Again, in this study - which I do seriously like - they do both. The microscopy is nice, the flow sorting looks good. The front end prep on a tip with SCX and C-18 is - in my somewhat professional opinion - probably a whole lot of extra work for very little actual gain over doing something with less steps and places for lower concentration peptides to bind. But the library generation and diaPASEF analysis on a TIMSTOF Pro results in a solid number of IDs. (50 um custom columns, with low flow rates on a nanoElute). When you get down to what looks like to my eye, probably 5-ish cells sliced out, (probably 1ng-ish of protein/peptide) they're getting 500 proteins, which is a solid achievement. At 10-30 cells they're getting above 2k. (maybe 2-6 ng of protein/peptide). Again, nice numbers.
The downstream analysis is well integrated and the files are publicly available for both the LCMS files (I haven't checked, my office PC has software on it that doesn't like the iPROX access portal sometimes).

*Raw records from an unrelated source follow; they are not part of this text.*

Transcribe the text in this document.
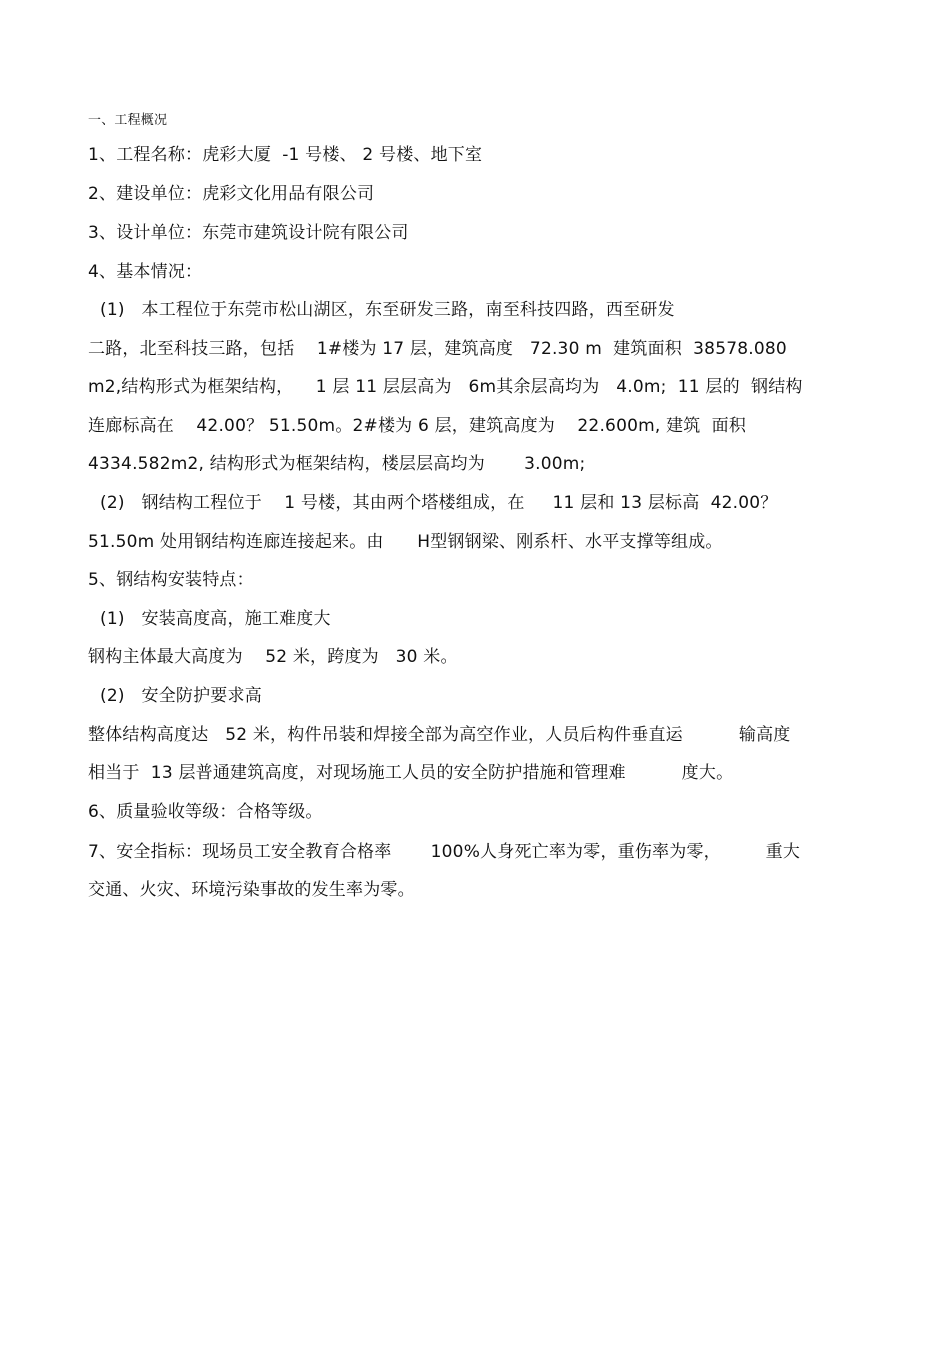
一、工程概况
1、工程名称：虎彩大厦  -1 号楼、 2 号楼、地下室
2、建设单位：虎彩文化用品有限公司
3、设计单位：东莞市建筑设计院有限公司
4、基本情况：
(1)   本工程位于东莞市松山湖区，东至研发三路，南至科技四路，西至研发
二路，北至科技三路，包括    1#楼为 17 层，建筑高度   72.30 m  建筑面积  38578.080
m2,结构形式为框架结构，    1 层 11 层层高为   6m其余层高均为   4.0m;  11 层的  钢结构
连廊标高在    42.00？ 51.50m。2#楼为 6 层，建筑高度为    22.600m, 建筑  面积
4334.582m2, 结构形式为框架结构，楼层层高均为       3.00m;
(2)   钢结构工程位于    1 号楼，其由两个塔楼组成，在     11 层和 13 层标高  42.00？
51.50m 处用钢结构连廊连接起来。由      H型钢钢梁、刚系杆、水平支撑等组成。
5、钢结构安装特点：
(1)   安装高度高，施工难度大
钢构主体最大高度为    52 米，跨度为   30 米。
(2)   安全防护要求高
整体结构高度达   52 米，构件吊装和焊接全部为高空作业，人员后构件垂直运          输高度
相当于  13 层普通建筑高度，对现场施工人员的安全防护措施和管理难          度大。
6、质量验收等级：合格等级。
7、安全指标：现场员工安全教育合格率       100%人身死亡率为零，重伤率为零，        重大
交通、火灾、环境污染事故的发生率为零。
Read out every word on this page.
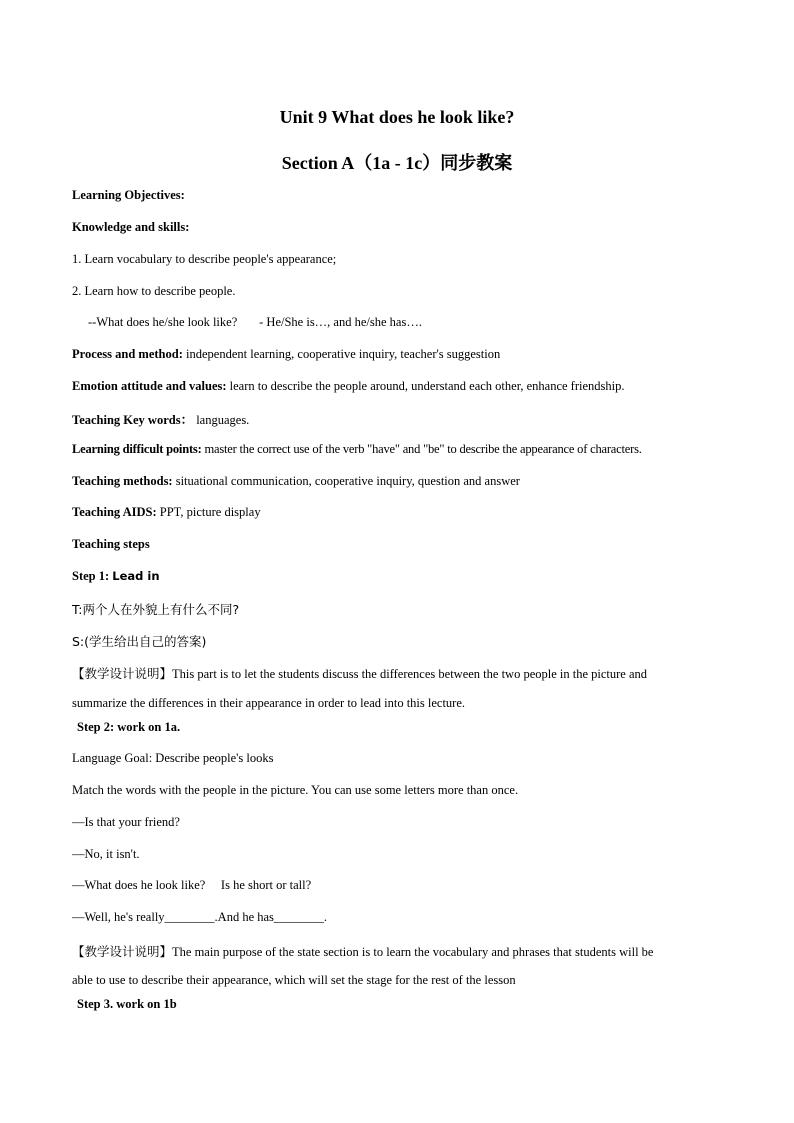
Unit 9 What does he look like?
Section A（1a - 1c）同步教案
Learning Objectives:
Knowledge and skills:
1. Learn vocabulary to describe people's appearance;
2. Learn how to describe people.
--What does he/she look like?       - He/She is…, and he/she has….
Process and method: independent learning, cooperative inquiry, teacher's suggestion
Emotion attitude and values: learn to describe the people around, understand each other, enhance friendship.
Teaching Key words： languages.
Learning difficult points: master the correct use of the verb "have" and "be" to describe the appearance of characters.
Teaching methods: situational communication, cooperative inquiry, question and answer
Teaching AIDS: PPT, picture display
Teaching steps
Step 1: Lead in
T:两个人在外貌上有什么不同?
S:(学生给出自己的答案)
【教学设计说明】This part is to let the students discuss the differences between the two people in the picture and
summarize the differences in their appearance in order to lead into this lecture.
Step 2: work on 1a.
Language Goal: Describe people's looks
Match the words with the people in the picture. You can use some letters more than once.
—Is that your friend?
—No, it isn't.
—What does he look like?     Is he short or tall?
—Well, he's really________.And he has________.
【教学设计说明】The main purpose of the state section is to learn the vocabulary and phrases that students will be
able to use to describe their appearance, which will set the stage for the rest of the lesson
Step 3. work on 1b
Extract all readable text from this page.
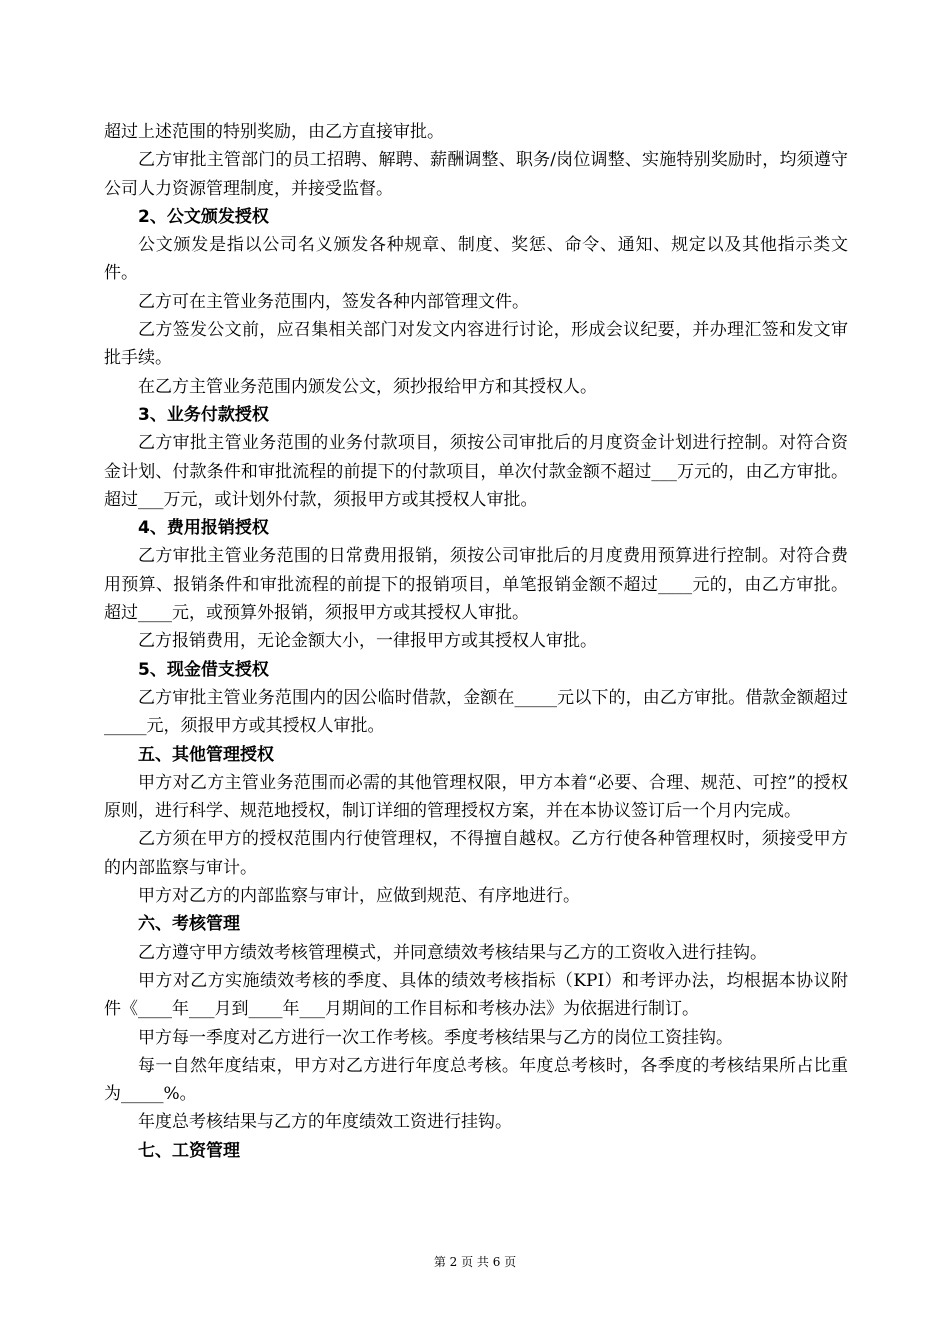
超过上述范围的特别奖励，由乙方直接审批。

乙方审批主管部门的员工招聘、解聘、薪酬调整、职务/岗位调整、实施特别奖励时，均须遵守公司人力资源管理制度，并接受监督。

2、公文颁发授权

公文颁发是指以公司名义颁发各种规章、制度、奖惩、命令、通知、规定以及其他指示类文件。

乙方可在主管业务范围内，签发各种内部管理文件。

乙方签发公文前，应召集相关部门对发文内容进行讨论，形成会议纪要，并办理汇签和发文审批手续。

在乙方主管业务范围内颁发公文，须抄报给甲方和其授权人。

3、业务付款授权

乙方审批主管业务范围的业务付款项目，须按公司审批后的月度资金计划进行控制。对符合资金计划、付款条件和审批流程的前提下的付款项目，单次付款金额不超过___万元的，由乙方审批。超过___万元，或计划外付款，须报甲方或其授权人审批。

4、费用报销授权

乙方审批主管业务范围的日常费用报销，须按公司审批后的月度费用预算进行控制。对符合费用预算、报销条件和审批流程的前提下的报销项目，单笔报销金额不超过____元的，由乙方审批。超过____元，或预算外报销，须报甲方或其授权人审批。

乙方报销费用，无论金额大小，一律报甲方或其授权人审批。

5、现金借支授权

乙方审批主管业务范围内的因公临时借款，金额在_____元以下的，由乙方审批。借款金额超过_____元，须报甲方或其授权人审批。

五、其他管理授权

甲方对乙方主管业务范围而必需的其他管理权限，甲方本着“必要、合理、规范、可控”的授权原则，进行科学、规范地授权，制订详细的管理授权方案，并在本协议签订后一个月内完成。

乙方须在甲方的授权范围内行使管理权，不得擅自越权。乙方行使各种管理权时，须接受甲方的内部监察与审计。

甲方对乙方的内部监察与审计，应做到规范、有序地进行。

六、考核管理

乙方遵守甲方绩效考核管理模式，并同意绩效考核结果与乙方的工资收入进行挂钩。

甲方对乙方实施绩效考核的季度、具体的绩效考核指标（KPI）和考评办法，均根据本协议附件《____年___月到____年___月期间的工作目标和考核办法》为依据进行制订。

甲方每一季度对乙方进行一次工作考核。季度考核结果与乙方的岗位工资挂钩。

每一自然年度结束，甲方对乙方进行年度总考核。年度总考核时，各季度的考核结果所占比重为_____%。

年度总考核结果与乙方的年度绩效工资进行挂钩。

七、工资管理
第 2 页 共 6 页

Again, it's a nice study, working with a grand total of 100 nanograms of peptides from 1,000 flow sorted cells does still require some finesse. It is, however, frustrating to spend weeks optimizing the isolation of one (1) single cell at a time and analyzing them one at a time and then hit these new perception hurdles. Like - well, this other lab is doing single cell proteomics (they aren't) or that no one can actually analyze one single cell when we have whole conferences where the admittedly small number of researchers actually doing one cell at a time do speak about it.
These perception hurdles have always existed, though. I have little scratches in the surface of my relatively new tablet where I've broken the expensive little tips off of the pens that can write on my relatively new tablet when people have said "well, mass spec isn't quantitative." 4 scratches in the last 2 years, for sure.
This would have been a super positive review (aside from the SCX/C-18 tip) without the title and misleading name for the technique.